Toscana
Deixarás toda a
causa a mais querida, chaga primeira de tormentos cheia, do desterro pelo arco
produzida.
Sentirás quanto
amarga; quanto anseia o sal de estranho pão; que é dura estrada, subir e descer
degraus da escada alheia.
Paraíso – Canto XVII
– v.19-20 – Dante Alighieri
Sentindo saudades da Itália, deixo-me transportar pelo
pensamento e me vejo perambulando por pequenas cidades da Toscana, com suas ruas
estreitas e casas muitas vezes multicentenárias. São construções onde mãos
humanas operaram durante séculos para mantê-las preservadas, no esforço
contínuo de perenizar seu modo de vida e sua cultura através dos tempos. Passeio
por lugares deslumbrantes por onde pessoas, assim como eu, caminharam a cem,
duzentos, quinhentos anos atrás, e assim como hoje, com os seus mesmos problemas,
preocupações e perigos, em sua frágil e efêmera condição humana. Enquanto indivíduo,
pois que, enquanto coletivo, o homem sobrevive ao tempo, e assim considerado, o
mesmo homem que por ali andou, ainda hoje anda, e admira suas belas fachadas,
seus contornos e telhados.
Esta região italiana possui encantos que só existem ali. Misture
fotos e imagens do mundo todo, e sempre será possível identificar, num olhar de
relance, por mais rápido que seja, uma paisagem toscana com seu relevo
ondulado, suas árvores típicas e suas intermináveis encostas carregadas de
vinhas.
Ah! Os vinhos da Toscana... Chiantis, Brunnellos, e tantos
outros, são como um elixir da vida, em que cada gole, sorvido em concentrado
respeito e atenção, nos remete às mais sublimes dimensões de beleza e ao mais
puro estado de felicidade. É como viver em estado de jóia, testemunhando obras
de artistas imortais, responsáveis por elevar o ser humano a categorias
distintas dos demais seres da vasta criação, em função da perfeição com que
retrata o mundo através de seu trabalho: O belo, o sublime, o perfeito, coisas
boas de apreciar, a beleza em seu estado puro.
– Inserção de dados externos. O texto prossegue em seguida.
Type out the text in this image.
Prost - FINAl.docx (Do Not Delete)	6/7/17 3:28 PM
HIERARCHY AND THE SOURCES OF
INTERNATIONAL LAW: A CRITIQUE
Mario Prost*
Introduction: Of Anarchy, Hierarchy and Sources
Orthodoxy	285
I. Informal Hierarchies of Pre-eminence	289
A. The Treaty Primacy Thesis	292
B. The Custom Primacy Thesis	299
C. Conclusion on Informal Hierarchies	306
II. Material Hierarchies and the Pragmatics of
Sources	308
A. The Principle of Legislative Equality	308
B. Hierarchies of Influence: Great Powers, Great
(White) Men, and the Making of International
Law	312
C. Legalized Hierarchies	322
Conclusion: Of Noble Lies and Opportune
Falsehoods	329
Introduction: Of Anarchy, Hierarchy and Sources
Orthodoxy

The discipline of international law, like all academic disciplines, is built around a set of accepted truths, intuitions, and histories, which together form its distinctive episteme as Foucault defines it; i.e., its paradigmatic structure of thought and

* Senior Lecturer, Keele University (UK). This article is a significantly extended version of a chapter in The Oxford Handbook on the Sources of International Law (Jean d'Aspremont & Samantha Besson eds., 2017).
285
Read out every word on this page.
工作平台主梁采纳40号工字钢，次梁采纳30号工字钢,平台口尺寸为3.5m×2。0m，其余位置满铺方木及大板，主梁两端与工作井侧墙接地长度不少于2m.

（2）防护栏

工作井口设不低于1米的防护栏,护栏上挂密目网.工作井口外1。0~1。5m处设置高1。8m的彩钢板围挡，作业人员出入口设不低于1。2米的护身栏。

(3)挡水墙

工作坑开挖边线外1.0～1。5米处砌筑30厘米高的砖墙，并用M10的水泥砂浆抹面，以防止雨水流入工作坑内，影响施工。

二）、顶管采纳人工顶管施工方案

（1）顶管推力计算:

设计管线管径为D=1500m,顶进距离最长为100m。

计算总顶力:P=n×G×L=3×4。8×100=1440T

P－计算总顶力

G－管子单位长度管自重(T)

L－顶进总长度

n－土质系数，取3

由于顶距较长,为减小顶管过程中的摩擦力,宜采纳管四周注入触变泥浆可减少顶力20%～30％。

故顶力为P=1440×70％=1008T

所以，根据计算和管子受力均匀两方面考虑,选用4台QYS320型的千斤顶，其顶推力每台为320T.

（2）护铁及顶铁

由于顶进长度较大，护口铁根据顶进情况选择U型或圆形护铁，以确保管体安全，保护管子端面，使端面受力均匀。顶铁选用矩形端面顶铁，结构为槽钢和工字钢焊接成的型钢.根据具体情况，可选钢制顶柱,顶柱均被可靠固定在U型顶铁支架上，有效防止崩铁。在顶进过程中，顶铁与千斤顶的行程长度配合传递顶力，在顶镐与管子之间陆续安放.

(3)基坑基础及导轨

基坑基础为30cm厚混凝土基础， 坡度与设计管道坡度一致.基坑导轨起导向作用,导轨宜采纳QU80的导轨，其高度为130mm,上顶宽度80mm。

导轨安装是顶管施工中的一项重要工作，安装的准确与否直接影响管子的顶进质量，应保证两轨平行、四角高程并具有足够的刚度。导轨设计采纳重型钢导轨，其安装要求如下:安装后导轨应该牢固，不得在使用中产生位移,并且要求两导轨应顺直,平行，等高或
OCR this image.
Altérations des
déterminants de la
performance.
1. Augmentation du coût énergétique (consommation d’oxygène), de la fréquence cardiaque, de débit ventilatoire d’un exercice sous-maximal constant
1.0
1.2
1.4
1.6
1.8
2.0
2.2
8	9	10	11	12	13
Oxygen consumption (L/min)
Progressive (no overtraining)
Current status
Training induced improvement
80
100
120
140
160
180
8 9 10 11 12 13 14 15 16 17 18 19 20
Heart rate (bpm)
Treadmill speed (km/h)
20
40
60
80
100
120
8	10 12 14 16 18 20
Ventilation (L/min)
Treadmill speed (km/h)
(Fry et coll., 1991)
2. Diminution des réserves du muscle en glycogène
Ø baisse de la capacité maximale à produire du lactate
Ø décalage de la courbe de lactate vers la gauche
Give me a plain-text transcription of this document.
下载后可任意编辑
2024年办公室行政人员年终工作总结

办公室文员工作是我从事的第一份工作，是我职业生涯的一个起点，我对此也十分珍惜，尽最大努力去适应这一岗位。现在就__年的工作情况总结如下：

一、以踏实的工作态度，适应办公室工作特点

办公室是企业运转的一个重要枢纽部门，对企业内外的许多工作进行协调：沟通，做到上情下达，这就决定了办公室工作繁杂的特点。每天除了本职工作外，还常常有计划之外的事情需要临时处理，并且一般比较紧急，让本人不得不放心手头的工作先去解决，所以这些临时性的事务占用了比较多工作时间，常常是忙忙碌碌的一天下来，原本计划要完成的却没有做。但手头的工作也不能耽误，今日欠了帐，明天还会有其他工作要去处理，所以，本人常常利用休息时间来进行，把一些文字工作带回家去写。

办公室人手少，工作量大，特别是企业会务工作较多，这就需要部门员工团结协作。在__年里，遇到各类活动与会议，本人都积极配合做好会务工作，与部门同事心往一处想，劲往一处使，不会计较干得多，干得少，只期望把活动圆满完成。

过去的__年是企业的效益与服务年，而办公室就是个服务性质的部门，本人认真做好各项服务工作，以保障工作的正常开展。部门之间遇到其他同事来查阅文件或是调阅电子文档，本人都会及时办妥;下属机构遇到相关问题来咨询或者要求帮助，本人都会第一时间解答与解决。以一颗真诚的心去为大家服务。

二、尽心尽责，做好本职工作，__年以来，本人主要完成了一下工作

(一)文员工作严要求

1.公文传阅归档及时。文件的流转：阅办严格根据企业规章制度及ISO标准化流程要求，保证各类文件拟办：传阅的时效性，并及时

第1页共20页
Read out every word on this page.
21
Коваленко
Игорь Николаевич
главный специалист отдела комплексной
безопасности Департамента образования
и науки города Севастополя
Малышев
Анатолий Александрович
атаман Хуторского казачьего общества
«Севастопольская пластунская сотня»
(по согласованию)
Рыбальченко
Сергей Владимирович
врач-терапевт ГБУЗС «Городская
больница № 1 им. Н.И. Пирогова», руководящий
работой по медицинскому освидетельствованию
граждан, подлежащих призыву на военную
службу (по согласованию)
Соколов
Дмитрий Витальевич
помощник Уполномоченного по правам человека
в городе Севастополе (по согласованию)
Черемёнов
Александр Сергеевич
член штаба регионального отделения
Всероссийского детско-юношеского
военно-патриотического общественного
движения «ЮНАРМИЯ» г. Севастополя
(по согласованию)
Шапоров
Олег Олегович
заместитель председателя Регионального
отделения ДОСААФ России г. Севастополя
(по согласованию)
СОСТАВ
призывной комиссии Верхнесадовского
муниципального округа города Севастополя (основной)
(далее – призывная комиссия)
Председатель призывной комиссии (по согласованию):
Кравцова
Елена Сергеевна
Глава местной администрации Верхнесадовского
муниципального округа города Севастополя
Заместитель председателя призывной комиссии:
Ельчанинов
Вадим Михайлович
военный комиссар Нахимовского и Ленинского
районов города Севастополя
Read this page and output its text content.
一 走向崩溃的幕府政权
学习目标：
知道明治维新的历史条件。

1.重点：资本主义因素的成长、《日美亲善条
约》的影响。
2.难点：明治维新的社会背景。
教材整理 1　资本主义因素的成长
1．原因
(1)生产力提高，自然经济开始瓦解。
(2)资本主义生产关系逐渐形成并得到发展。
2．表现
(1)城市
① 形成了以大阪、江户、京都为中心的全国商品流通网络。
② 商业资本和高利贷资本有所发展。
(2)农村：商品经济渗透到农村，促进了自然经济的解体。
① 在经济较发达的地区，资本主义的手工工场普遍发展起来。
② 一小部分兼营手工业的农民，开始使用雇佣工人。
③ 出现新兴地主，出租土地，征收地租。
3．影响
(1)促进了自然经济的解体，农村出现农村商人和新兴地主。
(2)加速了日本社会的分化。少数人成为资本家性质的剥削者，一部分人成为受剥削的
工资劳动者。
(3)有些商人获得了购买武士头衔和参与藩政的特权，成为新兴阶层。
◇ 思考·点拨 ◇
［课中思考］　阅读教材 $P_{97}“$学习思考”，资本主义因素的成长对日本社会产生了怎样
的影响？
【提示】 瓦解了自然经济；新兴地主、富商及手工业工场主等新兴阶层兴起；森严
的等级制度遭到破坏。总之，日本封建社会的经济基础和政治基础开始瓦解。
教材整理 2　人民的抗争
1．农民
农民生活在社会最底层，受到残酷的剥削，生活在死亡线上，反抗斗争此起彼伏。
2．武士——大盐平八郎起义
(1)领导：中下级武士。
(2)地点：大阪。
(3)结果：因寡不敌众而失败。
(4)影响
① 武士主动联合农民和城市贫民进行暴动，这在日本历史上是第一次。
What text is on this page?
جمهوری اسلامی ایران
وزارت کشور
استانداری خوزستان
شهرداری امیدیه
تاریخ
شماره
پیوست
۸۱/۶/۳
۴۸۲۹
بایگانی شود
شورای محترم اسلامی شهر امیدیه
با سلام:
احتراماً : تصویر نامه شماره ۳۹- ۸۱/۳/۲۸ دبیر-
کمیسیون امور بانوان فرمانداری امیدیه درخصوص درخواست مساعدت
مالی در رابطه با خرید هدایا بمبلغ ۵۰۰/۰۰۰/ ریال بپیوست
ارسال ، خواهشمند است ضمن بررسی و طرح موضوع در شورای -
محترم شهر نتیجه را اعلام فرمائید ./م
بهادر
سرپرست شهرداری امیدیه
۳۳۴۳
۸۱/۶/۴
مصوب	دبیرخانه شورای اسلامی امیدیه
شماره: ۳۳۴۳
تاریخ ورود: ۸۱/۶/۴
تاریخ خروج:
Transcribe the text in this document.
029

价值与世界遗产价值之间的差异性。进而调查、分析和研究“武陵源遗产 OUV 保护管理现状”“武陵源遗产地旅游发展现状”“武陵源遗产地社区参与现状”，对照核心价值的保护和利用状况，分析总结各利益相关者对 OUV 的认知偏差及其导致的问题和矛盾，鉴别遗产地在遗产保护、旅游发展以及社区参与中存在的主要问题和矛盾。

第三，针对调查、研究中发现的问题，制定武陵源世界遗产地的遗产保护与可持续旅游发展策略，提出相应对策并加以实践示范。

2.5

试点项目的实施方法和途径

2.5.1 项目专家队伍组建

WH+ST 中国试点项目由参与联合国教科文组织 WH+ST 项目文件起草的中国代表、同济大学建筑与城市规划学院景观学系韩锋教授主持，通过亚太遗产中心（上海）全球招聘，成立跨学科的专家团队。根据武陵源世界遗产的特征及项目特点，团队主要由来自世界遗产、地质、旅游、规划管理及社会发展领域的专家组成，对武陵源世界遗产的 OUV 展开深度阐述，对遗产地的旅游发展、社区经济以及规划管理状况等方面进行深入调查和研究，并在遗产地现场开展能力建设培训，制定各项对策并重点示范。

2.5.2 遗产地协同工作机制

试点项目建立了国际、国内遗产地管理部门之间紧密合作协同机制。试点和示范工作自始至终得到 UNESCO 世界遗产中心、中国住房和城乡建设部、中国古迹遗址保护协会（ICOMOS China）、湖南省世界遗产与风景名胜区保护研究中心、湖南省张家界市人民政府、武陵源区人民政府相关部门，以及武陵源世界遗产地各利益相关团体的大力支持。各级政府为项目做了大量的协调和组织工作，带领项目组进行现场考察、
Chegando a Montalcino, entro numa cantina e peço vinho. Peço também
queijo e uns salames, e a vida desacelera em doces ondas de beleza e sonho,
pois são daqui importantes vinhos, apreciados no mundo todo por sua robustez e
características organolépticas superiores: Os Brunellos e os Rosso di
Montalcino.
Frequentes também nas paisagens toscanas são as oliveiras e
os girassóis. O azeite toscano é um capítulo à parte.
E foi por aqui também que um sujeito chamado Dante, considerado
il sommo poeta, codificou o volgare, a língua falada pelo povão lá
pelos anos 1300, e assim surgiu destacada do latim, a língua italiana. É pena
que, por motivos outros, Alighieri foi banido injustamente de sua cidade, acabando
seus dias em Ravena. Até hoje, Firenze carrega um enorme arrependimento, a tal
ponto que ainda o espera com um vazio e riquíssimo monumento funerário, o mauzoléu
onde serão depositados os restos mortais daquele que é considerado um dos mais
importantes cidadãos fiorentinos de todos os tempos, primeiro e maior poeta da
língua italiana.
O que mais poderia dizer sobre meu passeio mental pela
Toscana? Que vi Vinci, a cidade de Leonardo? Que apreciei as brancas montanhas de
mármore em Carrara? Que vi a torre torta de Pisa? Que subi até o topo do Campanile e de lá, como que ao alcance
de minhas mãos pudesse tocar a cupola
de Giotto, e logo no sentido inverso os telhados do Battistero di San Giovanni? Que vi de perto o David de Michelangelo na Accademia?
Ou todas as obras imortais no maior museu renascentista do mundo, a Galleria degli Uffizi?
Muita coisa eu vi. E quero tornar a ver.